What is the best way in Rust to append/send records to a single file from multiple processes and threads

I am reading conflicting advice on this both at what Linux is capable and what is write in RUST.
Need some help.

I will be intercepting file system open libc calls with an LD_PRELOAD library and I need it to eventually write tracking information on which files are read or written, symlinked, etc to a wisktrak.file.

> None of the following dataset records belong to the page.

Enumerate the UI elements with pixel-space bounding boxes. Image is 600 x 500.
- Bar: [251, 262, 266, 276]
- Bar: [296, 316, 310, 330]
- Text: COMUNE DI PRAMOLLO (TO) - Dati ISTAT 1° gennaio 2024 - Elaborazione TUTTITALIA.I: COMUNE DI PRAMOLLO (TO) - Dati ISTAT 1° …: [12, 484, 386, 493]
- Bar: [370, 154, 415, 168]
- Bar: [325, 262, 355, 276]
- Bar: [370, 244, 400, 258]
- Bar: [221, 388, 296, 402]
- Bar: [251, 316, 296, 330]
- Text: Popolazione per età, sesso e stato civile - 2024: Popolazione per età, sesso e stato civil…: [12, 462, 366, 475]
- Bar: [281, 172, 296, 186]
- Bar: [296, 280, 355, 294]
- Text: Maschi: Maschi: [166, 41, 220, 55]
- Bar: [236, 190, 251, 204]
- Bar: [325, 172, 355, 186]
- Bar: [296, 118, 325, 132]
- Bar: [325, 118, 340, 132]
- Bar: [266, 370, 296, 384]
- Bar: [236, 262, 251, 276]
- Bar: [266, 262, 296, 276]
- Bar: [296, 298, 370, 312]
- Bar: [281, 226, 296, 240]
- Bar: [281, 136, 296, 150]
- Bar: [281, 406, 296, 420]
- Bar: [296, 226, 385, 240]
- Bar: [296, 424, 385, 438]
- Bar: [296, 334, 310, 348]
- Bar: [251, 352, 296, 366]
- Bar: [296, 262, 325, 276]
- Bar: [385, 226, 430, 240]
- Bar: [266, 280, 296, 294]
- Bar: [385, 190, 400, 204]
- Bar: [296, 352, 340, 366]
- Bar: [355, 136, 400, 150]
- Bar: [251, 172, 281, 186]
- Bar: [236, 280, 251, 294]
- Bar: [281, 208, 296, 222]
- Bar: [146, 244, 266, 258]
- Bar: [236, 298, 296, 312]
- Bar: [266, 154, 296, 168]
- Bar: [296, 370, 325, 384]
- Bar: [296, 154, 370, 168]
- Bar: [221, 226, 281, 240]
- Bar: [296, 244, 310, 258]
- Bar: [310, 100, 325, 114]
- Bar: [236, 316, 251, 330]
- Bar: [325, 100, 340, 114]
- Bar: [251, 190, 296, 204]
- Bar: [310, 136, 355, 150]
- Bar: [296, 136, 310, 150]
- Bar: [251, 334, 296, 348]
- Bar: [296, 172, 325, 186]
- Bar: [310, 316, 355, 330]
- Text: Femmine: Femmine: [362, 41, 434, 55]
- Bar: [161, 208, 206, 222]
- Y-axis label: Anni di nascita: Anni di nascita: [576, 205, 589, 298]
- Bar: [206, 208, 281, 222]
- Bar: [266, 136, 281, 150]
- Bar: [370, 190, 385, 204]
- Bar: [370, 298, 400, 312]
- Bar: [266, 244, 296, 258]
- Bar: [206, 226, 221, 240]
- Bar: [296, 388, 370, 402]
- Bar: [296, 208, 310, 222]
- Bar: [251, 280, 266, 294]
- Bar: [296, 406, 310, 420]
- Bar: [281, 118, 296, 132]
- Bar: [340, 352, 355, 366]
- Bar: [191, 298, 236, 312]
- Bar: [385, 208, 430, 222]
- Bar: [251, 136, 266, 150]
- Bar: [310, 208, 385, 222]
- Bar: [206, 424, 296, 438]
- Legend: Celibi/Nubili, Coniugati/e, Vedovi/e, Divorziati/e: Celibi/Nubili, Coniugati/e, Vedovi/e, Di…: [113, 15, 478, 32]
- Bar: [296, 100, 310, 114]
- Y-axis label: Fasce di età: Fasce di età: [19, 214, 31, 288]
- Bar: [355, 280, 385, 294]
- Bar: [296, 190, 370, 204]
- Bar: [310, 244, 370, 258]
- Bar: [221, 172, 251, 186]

In a very large -jN build, there can be multiple processes that could be active in parallel and writing to this file. some of these build tools themselves could be multi-threaded and could be doing file open calls in parallel and hence wanting to write file tracking data in parallel within a process as well.

Options I am considering:
1. create a fifo pipe and have every spawned process write to this pipe. Keep each write to be under 4096 bytes, which I read is atomic block write guarantee in linux. I had this implemented in my C version of the program I have seen this happen fairly well. without records being mangled with others. over a fair bit of testing.
2. I recently started rewriting in RUST and switched to writing directly to single file. again within 4096 byte limit. Seems to be working. havent seen any mangling. But hasnt been long, and it only takes one mangle to kill this or the pipe idea.
3.Each process writes to its own unique file. Can generate a lot files and we still have the problem of multiple threads threads and if they are safe from mangling when writing to the same file/fd.
4. Last option, preferably not, is to start a daemon/listener process that writes the records and do IPC/socket communication from each process or thread to the daemon/listener.

Lastly is there any RUST packages that people are familiar with that will simplify this process.

You could spawn a thread and then use crossbeam-channel to send the data to it. (preferably avoid std::sync::mpsc. it has several flaws)

According to its manual page, the write syscall will prevent interleaving if all the process’ file descriptors are copies of each other (i.e. the file was opened once in the parent process and then everything inherited it through fork or similar). So the only thing you should need to do is verify that the higher-level libraries you’re using issue each record as a single write call.

4096 is the default buffer size for pipes on Linux, but file writes are allowed to be arbitrarily-sized.

1 Like

This topic was automatically closed 90 days after the last reply. We invite you to open a new topic if you have further questions or comments.